Likely, you can work this with minimal efforts.

Imagine that a new user ratings are encoded into a new row of the matrix A.

This row update in A would most likely change all three matrices,

U, sigma and V. However,

if the number of users is sufficiently large,

you can assume that this change is approximately

accumulated just in a single row of matrix U,

while all the other values stay unchanged.

From here, you can approximately find the latent vector q,

for the new user.

That's where the column orthogonality of the vector matrices plays a crucial role.

This approach is known in the literature as folding-in.

It allows you to quickly find a new user embedding in the latent feature space.

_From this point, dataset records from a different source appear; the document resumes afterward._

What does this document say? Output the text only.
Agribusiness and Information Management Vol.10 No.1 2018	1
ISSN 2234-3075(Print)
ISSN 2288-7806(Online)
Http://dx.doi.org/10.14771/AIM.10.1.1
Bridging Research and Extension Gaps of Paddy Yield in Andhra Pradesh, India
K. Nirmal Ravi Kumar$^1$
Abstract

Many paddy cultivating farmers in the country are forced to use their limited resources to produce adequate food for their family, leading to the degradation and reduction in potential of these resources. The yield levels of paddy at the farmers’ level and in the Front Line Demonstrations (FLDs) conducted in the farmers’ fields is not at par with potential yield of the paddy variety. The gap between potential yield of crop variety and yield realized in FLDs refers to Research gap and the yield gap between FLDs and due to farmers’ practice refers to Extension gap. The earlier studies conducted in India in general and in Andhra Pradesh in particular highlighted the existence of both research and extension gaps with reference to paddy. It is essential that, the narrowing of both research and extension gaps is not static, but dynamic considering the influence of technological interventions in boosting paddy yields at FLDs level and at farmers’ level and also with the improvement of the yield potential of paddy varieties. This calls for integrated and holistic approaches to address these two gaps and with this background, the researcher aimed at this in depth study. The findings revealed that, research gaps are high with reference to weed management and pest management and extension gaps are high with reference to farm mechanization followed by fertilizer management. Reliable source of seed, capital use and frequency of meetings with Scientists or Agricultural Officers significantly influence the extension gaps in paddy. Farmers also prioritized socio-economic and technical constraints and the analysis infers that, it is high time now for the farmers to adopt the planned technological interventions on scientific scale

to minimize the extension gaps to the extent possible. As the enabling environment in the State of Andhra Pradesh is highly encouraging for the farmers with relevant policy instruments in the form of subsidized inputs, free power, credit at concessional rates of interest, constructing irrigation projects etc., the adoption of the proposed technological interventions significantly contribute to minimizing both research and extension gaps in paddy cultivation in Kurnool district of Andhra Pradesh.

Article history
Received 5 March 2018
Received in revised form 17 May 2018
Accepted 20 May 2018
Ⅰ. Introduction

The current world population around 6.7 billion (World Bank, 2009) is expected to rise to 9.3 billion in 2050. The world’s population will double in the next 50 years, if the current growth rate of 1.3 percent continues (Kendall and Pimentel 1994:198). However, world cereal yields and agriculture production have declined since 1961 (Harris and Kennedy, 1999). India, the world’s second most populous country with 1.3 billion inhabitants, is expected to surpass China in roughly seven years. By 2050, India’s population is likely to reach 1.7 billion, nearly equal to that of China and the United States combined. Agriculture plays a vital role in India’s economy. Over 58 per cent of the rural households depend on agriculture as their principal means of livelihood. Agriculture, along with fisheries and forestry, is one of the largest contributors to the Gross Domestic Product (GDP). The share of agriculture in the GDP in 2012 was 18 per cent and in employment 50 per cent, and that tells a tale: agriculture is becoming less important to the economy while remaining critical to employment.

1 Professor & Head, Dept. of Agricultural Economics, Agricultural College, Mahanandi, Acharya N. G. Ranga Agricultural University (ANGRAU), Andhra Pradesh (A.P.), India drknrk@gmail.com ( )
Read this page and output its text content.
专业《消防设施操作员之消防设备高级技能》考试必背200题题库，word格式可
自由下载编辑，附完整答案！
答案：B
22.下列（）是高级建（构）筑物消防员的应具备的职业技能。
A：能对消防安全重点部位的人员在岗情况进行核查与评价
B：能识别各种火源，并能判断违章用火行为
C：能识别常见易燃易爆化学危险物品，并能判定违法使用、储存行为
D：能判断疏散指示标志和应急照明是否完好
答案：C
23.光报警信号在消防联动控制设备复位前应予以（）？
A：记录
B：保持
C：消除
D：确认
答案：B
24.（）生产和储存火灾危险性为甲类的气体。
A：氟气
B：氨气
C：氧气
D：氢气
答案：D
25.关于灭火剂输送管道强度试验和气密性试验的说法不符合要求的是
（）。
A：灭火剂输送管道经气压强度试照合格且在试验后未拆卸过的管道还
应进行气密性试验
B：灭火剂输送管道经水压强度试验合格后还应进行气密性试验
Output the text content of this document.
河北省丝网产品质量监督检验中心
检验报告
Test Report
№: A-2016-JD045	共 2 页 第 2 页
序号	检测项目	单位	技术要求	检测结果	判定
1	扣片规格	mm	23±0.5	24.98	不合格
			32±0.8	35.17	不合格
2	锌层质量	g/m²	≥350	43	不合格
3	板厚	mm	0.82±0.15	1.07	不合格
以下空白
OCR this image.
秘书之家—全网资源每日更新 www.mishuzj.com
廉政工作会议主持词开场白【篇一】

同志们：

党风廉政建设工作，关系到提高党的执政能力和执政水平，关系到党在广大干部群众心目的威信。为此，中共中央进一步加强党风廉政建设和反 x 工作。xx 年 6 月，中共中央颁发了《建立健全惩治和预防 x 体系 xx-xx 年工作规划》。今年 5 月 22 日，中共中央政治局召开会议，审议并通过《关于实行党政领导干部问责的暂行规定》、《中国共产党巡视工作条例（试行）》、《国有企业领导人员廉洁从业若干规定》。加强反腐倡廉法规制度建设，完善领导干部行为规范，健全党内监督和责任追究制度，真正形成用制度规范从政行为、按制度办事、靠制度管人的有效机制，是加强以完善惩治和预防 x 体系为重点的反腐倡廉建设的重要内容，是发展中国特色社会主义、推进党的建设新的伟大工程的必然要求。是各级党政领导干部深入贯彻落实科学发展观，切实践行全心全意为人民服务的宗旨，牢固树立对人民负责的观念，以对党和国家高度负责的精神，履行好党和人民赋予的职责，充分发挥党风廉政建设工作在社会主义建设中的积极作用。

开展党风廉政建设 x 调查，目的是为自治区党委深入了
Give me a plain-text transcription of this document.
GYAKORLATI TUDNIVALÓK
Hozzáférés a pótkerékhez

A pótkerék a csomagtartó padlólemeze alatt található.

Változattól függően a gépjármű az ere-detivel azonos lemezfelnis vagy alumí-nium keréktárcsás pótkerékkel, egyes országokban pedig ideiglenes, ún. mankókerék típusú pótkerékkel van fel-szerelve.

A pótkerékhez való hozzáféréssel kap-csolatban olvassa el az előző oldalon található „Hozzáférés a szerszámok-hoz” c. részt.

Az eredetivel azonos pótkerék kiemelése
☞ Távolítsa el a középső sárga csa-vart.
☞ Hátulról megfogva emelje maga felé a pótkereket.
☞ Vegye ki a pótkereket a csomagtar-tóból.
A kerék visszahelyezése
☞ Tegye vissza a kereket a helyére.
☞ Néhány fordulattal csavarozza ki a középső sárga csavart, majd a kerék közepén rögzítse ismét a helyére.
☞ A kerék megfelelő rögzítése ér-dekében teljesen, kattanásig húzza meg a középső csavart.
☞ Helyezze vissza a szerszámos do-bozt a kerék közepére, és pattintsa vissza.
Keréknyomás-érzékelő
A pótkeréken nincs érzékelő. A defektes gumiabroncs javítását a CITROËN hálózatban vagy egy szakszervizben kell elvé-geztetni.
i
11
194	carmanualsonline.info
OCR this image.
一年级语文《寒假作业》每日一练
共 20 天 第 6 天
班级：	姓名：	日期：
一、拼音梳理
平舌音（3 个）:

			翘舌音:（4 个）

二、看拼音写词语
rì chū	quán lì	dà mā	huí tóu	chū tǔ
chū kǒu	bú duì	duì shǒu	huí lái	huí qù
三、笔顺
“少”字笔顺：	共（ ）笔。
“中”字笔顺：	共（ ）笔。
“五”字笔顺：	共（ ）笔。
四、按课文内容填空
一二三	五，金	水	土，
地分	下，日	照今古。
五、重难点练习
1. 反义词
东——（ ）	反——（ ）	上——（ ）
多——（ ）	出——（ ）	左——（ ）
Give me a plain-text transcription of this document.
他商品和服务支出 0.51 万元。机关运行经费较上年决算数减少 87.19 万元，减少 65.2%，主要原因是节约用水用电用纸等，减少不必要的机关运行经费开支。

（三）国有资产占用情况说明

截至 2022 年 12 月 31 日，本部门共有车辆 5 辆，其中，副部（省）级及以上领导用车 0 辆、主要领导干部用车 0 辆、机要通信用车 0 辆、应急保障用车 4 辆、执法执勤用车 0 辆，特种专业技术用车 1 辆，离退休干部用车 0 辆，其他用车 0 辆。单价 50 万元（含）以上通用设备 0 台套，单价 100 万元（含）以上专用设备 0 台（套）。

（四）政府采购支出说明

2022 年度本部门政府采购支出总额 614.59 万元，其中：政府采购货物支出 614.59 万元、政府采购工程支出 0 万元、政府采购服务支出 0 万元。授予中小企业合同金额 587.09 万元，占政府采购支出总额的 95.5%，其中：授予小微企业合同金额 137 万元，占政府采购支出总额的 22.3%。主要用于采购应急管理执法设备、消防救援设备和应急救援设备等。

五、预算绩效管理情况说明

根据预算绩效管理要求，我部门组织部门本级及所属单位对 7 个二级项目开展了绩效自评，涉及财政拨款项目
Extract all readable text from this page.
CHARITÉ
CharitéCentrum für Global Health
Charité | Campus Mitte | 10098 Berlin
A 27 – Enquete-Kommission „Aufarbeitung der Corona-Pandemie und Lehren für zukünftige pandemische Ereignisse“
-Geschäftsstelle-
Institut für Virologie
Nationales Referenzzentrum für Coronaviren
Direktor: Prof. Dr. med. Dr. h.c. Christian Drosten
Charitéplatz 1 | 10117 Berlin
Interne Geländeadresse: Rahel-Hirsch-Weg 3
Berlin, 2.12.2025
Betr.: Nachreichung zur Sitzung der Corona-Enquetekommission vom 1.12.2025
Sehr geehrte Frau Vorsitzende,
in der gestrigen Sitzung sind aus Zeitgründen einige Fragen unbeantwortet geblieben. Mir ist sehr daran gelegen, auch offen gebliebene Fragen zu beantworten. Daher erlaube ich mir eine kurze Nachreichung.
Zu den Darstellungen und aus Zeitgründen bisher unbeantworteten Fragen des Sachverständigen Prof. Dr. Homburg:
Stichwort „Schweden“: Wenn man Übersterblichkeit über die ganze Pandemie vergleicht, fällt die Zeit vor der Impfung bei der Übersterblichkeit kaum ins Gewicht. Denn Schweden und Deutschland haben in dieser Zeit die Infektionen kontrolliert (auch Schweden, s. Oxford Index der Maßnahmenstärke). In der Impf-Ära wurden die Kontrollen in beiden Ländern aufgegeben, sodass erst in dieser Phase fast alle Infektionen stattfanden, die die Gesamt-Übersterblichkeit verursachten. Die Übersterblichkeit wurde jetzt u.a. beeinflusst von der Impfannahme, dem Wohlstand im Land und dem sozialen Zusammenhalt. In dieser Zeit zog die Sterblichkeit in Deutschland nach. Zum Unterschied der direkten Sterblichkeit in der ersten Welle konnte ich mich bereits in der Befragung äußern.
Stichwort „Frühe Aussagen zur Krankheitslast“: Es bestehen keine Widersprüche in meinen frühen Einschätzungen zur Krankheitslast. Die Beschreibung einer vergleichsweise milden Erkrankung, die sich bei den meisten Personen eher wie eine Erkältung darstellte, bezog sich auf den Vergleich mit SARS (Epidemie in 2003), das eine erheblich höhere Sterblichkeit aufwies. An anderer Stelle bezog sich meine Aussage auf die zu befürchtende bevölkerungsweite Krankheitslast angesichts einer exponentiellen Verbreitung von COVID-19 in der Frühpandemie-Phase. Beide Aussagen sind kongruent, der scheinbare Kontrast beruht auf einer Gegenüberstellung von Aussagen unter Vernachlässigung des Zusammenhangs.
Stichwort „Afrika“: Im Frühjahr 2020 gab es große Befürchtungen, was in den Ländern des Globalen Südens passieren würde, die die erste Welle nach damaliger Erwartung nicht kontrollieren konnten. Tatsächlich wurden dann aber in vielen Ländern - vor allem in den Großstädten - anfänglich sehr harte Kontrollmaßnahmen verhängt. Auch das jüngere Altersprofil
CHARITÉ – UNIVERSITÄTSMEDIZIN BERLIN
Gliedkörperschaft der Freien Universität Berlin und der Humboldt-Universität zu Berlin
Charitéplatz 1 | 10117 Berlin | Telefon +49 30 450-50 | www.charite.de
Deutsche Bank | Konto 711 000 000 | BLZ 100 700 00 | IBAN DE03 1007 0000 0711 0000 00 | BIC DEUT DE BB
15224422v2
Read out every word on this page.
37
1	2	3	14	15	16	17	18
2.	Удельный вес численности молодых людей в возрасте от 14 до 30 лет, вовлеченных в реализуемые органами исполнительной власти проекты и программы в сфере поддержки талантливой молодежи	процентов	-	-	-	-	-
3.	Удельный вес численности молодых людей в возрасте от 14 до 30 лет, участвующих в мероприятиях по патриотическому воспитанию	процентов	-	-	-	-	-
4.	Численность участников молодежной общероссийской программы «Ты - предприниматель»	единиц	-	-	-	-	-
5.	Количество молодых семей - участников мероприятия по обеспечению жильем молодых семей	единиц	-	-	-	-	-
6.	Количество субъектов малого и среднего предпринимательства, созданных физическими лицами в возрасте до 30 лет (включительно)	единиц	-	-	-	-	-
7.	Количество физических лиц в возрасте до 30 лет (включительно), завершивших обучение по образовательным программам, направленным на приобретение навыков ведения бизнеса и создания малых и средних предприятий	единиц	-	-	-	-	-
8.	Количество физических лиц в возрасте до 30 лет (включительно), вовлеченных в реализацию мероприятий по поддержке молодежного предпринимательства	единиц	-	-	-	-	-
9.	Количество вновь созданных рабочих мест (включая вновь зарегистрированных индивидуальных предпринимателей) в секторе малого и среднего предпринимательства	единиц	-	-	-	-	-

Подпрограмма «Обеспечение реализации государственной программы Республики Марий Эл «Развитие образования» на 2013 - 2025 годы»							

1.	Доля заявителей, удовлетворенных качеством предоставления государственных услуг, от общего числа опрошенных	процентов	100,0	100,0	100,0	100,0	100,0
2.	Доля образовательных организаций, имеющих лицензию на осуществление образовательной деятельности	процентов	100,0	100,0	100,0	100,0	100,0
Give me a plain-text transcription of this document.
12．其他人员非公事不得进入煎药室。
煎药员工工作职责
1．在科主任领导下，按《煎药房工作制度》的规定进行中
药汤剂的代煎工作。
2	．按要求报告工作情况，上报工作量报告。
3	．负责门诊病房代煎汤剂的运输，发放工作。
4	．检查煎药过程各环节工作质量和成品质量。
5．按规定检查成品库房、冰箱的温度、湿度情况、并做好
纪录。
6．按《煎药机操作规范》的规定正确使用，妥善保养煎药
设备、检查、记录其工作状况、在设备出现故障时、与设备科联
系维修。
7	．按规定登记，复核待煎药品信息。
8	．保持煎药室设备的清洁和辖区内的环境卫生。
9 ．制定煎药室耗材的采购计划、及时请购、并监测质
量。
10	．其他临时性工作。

As previously, you can use this latent vector to

find closest neighbors and do some other analytics.

However, you can go in further.

If now you make a reverse separation and try to restore actual matrix values,

after a few simple linear algebra operations,

you will get the following expression.

This formula is very convenient.

It states that we can compute our recommendations

just by a sequence of two vector multiplications.

Even more, if you look carefully,

you can see that in the case when our new user vector

is equal to a particular row of the original matrix,

which means that this user is similar to one of the known users,

then the prediction is not approximate but exact.

In other words, we can always use this formula

for both known and new users and get correct results.

Those of you who are familiar with linear algebra,

have already recognized that this formula is just a projection of

a new user preferences onto the latent feature space.

The complexity of this calculation is proportional to

a product of the number of items and the number of latent features,

which can be used to generate recommendations almost instantly.

Note that once you have a lot of new users,

it might be necessary to recompute the SVD,

in order to build a more accurate model.

However, this can be done in a separate offline pipeline,

and doesn't affect generation of recommendations.

Let me summarize.

You are now familiar with the single value decomposition,

and features that make it so special.

You now know how to use it to build a recommended system based on the pure SVD model.

Finally, you've got some intuition behind the folding-in technique,

and know how it can be used to generate recommendations almost instantly,

without the need to recompute your model too often.